Arts and Entertainment

Think happy thoughts at BPA's 'Peter Pan'

It is a moment anticipated in every telling of the tale, and it is ever so magical.

The light fades to an ethereal blue, centering on an Edwardian nursery. A stuffed crocodile rests on its side on the floor, and near a toy chest, beneath a fluffy bed, hides a sprightly shadow.

Suddenly, through the plainest of windows, bursts a boy in rags, straight from the starry sky, smeared with dirt and bounding with life.

Thus, Peter Pan's adventure aboard the Bainbridge Performing Arts (BPA) stage begins.

It is a fantastical re-imagining, an enviable journey to every light heart, opening tonight at the BPA playhouse. Based more on J.M. Barrie's 1904 Pan than that of Disney, the script was adapted by BPA artistic director Steven Fogell. It debuted in 2002 to a sold-out house.

Fogell, who has directed more than 70 shows for BPA, joined creative powers with Bainbridge Dance Center (BDC) to infuse dance into the show.

With 42 in its cast — the youngest being 9 years old — Fogell's "Pan" is a mesmeric adaptation, with humor for both the old and young, as well as the bookmarked moments audiences await.

"It's such a beloved story, you have to be really careful you still hit all those elements people want to see," Fogell said. Aside from flying, which is made up for in other ways, those elements are there: Hook's crying for his mommy, Pan's believing a button is a kiss.

The production incorporates wild costumes, animated screen projections and splashy lighting. "Very eye candy," Fogell described.

Shaun Pearson, 24, is a lively Pan, big in presence and puckish, with an enticing energy and quirky mannerisms that sell him as an eternal boy.

"Oh, the cleverness of me," he exclaims, a roguish Jack Kelly type with a walloping rooster crow. Pearson, who impressed crowds as Billy Bibbit in this summer's "One Flew Over the Cuckoo's Nest," lends his native South African accent to Pan, bolstering the idea he comes from an otherworld, somewhere with Wild Ones and lagoons, where mermaids and pirates philander.

"He is the most perfect Peter Pan. He just looks like Peter Pan," Fogell said.
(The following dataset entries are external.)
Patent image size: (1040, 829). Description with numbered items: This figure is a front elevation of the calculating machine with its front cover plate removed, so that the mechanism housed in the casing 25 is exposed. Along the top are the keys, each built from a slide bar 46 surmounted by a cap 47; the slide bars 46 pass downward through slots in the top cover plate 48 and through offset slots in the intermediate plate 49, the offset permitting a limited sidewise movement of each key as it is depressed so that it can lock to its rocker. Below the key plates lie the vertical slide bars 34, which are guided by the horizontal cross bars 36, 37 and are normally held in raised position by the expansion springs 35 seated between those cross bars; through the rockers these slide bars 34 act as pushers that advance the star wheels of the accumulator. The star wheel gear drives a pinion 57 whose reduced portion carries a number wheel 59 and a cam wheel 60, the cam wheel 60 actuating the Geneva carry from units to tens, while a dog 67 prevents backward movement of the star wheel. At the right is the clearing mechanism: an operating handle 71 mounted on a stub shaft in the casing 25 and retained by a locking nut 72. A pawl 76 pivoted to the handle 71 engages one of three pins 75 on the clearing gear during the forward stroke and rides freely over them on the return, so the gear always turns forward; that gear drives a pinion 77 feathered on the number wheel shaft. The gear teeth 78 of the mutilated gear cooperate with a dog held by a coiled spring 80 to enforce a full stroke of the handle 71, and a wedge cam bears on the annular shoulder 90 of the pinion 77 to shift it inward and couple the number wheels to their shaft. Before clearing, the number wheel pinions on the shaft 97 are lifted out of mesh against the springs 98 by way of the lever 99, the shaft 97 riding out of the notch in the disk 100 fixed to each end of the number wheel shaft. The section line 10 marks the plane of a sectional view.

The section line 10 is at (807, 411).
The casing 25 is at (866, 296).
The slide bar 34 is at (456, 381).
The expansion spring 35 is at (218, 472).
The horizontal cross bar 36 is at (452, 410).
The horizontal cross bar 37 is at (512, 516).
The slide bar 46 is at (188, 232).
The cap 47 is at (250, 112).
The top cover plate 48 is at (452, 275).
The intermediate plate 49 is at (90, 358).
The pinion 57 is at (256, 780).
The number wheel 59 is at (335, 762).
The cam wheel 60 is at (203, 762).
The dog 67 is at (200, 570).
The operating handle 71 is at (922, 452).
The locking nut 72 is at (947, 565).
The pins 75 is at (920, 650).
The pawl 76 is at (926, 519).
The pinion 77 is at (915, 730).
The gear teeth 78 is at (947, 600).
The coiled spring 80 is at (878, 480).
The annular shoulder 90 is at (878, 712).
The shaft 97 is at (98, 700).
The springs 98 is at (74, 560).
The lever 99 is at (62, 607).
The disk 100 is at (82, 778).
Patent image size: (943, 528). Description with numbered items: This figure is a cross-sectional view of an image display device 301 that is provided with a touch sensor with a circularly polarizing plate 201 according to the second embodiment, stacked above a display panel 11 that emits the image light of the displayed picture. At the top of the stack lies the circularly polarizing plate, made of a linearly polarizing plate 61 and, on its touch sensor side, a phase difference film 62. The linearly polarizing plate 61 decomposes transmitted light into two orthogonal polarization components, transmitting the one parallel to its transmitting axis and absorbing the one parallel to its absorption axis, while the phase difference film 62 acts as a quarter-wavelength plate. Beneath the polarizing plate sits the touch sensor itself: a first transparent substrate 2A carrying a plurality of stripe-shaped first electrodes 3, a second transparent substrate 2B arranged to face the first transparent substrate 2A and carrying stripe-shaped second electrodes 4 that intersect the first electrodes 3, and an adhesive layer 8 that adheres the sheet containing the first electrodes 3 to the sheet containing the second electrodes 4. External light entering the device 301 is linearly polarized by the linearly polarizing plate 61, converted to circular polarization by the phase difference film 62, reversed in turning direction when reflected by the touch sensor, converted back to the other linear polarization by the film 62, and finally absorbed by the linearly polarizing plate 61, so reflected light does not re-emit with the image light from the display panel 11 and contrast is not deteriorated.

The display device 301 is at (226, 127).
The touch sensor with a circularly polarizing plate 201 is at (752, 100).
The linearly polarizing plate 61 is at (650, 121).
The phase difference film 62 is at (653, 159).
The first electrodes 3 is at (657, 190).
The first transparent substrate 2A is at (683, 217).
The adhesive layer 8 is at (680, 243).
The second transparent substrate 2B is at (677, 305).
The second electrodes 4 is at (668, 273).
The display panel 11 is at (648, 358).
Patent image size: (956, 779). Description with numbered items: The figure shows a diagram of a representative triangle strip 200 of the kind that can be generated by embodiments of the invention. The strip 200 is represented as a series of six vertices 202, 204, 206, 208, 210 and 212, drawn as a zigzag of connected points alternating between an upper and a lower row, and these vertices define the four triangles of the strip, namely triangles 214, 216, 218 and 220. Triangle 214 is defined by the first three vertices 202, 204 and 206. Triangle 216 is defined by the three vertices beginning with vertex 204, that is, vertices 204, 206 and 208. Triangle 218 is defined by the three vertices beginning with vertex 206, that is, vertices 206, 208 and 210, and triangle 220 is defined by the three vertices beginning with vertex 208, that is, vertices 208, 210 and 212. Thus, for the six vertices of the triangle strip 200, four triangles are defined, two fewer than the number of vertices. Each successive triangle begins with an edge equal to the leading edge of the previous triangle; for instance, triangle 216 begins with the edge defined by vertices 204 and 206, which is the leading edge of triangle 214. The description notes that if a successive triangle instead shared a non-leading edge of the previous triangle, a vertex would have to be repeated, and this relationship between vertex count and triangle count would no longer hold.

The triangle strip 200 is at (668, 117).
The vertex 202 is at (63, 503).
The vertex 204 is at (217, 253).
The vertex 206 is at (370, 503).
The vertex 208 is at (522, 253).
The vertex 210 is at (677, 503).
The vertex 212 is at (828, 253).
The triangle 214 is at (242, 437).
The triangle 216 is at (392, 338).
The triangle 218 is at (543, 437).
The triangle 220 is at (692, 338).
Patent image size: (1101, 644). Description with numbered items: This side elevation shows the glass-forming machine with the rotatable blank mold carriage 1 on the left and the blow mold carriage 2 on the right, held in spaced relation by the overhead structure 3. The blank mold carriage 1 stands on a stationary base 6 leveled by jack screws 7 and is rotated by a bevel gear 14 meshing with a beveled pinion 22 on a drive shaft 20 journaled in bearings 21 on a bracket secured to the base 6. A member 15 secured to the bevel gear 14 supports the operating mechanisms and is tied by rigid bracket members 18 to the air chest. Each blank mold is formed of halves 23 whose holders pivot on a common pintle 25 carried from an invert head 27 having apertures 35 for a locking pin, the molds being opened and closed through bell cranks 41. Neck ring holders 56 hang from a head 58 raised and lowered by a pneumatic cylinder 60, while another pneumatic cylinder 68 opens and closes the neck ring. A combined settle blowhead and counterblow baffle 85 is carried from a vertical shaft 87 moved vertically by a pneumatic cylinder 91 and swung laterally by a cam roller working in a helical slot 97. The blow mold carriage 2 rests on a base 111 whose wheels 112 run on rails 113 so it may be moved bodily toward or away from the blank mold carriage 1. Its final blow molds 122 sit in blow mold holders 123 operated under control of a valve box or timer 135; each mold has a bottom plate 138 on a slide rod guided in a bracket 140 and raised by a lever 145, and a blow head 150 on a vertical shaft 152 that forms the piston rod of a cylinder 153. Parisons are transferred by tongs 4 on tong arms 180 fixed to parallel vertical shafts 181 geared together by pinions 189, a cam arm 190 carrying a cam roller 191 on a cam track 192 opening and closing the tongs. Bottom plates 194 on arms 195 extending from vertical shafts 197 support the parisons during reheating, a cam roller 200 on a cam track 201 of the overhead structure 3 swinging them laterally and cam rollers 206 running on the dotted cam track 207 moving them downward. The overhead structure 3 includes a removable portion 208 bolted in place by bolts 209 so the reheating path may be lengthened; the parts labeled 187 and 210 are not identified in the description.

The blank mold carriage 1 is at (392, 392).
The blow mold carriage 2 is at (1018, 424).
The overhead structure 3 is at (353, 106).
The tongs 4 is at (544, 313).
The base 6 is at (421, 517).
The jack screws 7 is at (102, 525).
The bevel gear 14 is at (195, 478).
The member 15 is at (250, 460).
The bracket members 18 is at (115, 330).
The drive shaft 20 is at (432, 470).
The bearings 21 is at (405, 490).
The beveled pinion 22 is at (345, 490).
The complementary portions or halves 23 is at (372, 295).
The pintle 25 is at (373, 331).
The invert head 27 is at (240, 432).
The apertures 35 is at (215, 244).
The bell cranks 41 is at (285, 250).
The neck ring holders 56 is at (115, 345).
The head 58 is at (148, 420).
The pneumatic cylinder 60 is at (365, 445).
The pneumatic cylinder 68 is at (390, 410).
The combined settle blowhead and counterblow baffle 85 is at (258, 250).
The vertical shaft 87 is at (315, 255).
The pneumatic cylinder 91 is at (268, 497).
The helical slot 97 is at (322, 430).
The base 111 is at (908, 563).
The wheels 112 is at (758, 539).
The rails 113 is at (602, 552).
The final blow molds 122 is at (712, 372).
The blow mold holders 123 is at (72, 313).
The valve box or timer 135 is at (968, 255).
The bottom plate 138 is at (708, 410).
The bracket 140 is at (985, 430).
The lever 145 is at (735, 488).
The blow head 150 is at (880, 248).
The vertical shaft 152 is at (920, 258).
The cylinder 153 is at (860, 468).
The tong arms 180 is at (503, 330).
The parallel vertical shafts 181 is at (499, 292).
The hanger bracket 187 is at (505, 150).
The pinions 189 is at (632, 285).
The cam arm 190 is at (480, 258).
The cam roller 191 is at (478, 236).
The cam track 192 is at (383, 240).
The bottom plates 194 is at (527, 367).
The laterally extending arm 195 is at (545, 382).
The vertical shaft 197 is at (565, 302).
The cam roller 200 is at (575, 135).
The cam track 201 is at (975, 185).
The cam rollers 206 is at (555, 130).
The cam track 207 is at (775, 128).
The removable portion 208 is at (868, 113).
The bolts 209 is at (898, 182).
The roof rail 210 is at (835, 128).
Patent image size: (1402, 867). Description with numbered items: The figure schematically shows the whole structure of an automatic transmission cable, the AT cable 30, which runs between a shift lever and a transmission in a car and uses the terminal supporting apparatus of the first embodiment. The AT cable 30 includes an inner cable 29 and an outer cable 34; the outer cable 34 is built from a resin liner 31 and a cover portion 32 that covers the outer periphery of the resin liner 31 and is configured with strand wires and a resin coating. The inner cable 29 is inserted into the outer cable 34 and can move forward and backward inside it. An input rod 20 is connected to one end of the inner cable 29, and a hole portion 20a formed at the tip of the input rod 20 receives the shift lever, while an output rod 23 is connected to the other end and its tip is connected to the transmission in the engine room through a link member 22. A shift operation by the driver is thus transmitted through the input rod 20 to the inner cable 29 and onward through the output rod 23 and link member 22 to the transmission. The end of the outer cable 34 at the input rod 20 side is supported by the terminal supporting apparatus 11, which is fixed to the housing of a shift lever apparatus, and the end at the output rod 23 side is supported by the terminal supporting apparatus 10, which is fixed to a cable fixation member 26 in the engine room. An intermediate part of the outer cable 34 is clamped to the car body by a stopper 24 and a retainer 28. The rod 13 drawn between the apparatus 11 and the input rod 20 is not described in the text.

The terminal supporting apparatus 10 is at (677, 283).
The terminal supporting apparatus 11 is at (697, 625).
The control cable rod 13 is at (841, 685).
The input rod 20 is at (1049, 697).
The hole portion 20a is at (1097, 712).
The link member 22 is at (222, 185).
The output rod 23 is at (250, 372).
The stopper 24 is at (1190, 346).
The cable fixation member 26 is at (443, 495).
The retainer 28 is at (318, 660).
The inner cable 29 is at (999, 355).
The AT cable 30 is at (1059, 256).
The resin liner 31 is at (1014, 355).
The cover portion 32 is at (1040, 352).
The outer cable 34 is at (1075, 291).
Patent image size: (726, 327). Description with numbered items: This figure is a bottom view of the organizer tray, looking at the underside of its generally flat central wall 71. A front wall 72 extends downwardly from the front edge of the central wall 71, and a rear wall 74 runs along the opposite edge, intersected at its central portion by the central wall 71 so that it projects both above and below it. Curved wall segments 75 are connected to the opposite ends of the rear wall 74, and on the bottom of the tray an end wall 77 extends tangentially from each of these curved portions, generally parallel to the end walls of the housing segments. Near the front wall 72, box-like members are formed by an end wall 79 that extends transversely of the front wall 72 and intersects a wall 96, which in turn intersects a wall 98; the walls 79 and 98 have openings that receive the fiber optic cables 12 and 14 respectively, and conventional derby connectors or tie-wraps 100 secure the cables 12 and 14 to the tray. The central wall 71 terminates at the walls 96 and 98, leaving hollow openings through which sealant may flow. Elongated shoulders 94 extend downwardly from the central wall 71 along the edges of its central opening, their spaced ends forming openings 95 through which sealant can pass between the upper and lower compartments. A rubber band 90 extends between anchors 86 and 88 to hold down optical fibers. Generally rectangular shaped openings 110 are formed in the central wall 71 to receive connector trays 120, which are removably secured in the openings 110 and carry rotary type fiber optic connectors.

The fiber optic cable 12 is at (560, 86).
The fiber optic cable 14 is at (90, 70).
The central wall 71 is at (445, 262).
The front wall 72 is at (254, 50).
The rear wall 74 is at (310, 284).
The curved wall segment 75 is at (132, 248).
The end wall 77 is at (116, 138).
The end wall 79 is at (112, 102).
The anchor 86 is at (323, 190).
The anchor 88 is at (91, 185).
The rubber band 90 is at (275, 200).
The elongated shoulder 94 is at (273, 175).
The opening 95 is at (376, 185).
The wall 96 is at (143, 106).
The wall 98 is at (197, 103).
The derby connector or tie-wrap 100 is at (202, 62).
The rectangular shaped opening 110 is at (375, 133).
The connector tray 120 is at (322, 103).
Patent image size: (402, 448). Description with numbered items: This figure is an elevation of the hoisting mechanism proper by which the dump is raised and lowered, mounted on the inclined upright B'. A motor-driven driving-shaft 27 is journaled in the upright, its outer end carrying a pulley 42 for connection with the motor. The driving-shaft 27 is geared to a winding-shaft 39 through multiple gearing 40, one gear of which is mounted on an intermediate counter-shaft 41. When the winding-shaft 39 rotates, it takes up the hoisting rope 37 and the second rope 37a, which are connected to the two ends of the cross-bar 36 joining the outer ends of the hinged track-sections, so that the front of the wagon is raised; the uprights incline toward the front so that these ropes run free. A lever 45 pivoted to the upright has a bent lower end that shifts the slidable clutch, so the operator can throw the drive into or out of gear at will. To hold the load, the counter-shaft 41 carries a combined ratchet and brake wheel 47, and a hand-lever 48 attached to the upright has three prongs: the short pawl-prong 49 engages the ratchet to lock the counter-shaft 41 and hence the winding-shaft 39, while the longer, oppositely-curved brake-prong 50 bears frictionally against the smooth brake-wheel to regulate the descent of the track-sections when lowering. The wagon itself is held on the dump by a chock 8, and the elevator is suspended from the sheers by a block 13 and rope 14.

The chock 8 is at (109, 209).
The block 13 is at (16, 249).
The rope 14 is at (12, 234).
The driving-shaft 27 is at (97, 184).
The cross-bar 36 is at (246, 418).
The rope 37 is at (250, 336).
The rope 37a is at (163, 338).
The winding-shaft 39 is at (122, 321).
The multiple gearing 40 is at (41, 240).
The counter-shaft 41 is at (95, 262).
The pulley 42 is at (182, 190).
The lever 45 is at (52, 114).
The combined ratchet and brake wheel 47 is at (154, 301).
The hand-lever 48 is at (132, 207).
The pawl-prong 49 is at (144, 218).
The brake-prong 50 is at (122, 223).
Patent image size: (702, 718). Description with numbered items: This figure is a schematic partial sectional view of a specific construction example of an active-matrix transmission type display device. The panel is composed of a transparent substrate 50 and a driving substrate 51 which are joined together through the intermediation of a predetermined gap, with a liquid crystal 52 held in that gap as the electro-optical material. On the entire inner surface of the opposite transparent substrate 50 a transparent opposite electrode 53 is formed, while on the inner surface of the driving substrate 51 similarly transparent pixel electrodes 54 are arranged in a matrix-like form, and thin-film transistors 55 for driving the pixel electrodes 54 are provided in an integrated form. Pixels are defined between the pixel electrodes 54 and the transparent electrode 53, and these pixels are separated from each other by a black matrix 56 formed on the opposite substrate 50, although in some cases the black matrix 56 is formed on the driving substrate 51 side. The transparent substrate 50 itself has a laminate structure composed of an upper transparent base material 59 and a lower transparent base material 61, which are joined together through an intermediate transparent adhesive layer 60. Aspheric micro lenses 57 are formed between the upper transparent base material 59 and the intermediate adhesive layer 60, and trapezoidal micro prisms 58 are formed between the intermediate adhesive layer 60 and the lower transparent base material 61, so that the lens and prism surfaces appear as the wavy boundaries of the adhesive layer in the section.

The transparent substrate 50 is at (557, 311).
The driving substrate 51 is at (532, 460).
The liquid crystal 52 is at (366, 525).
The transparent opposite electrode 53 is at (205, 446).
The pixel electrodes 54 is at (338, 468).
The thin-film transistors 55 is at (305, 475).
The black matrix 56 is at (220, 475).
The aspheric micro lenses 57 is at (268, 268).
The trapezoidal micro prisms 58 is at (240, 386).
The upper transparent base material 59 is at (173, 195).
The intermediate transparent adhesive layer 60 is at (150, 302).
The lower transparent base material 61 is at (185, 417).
The Darling children are just that, especially little Trent Craighead who, hiding beneath a sheet as Michael, gives a giggle-inducing impression of a "creature of the lagoon." He captivates with unassuming sweetness, evoking pathos — a sure delight.

Dancer Nikki Sharp plays a brassy Tinkerbelle, in a bright red bob and fiery taffeta explosion. She is a fresh, sparkly renegade; an Ellen Page with wings.

Fourteen dancers, many of whom take on major speaking roles, put modern movement to music composed by Wes Corbett and Simon Chrisman. Susan Thompson, BDC director and one of three choreographers for "Pan," said the show affords her dancers the chance to experience dancing in a new way, "in the full skin of characters who also have lines."

In the story of the Neverbird, told by nervy mermaid Minerva, dancers create magic, their arms striking lines in unison, elegant at every turn.

And Robert Craighead transitions from a vainglorious George Darling to an ever-cruel Captain Hook, giving an oily, cold performance aboard the Jolly Roger. Following him is a merry band of pirates. They are fun, waggish and squirmy, led by Tim Tully's deliciously dynamic Smee.

See the show through Dec. 20 at 7:30 p.m. Fridays and Saturdays and 3 p.m. Saturdays and Sundays. Tickets: $24 for adults and $18 for seniors, students, youth, military, and teachers. Special backstage tickets are available for Dec. 12 and 13 matinees. Take a backstage tour, meet the actors, learn a pirate song and get a fairy wand.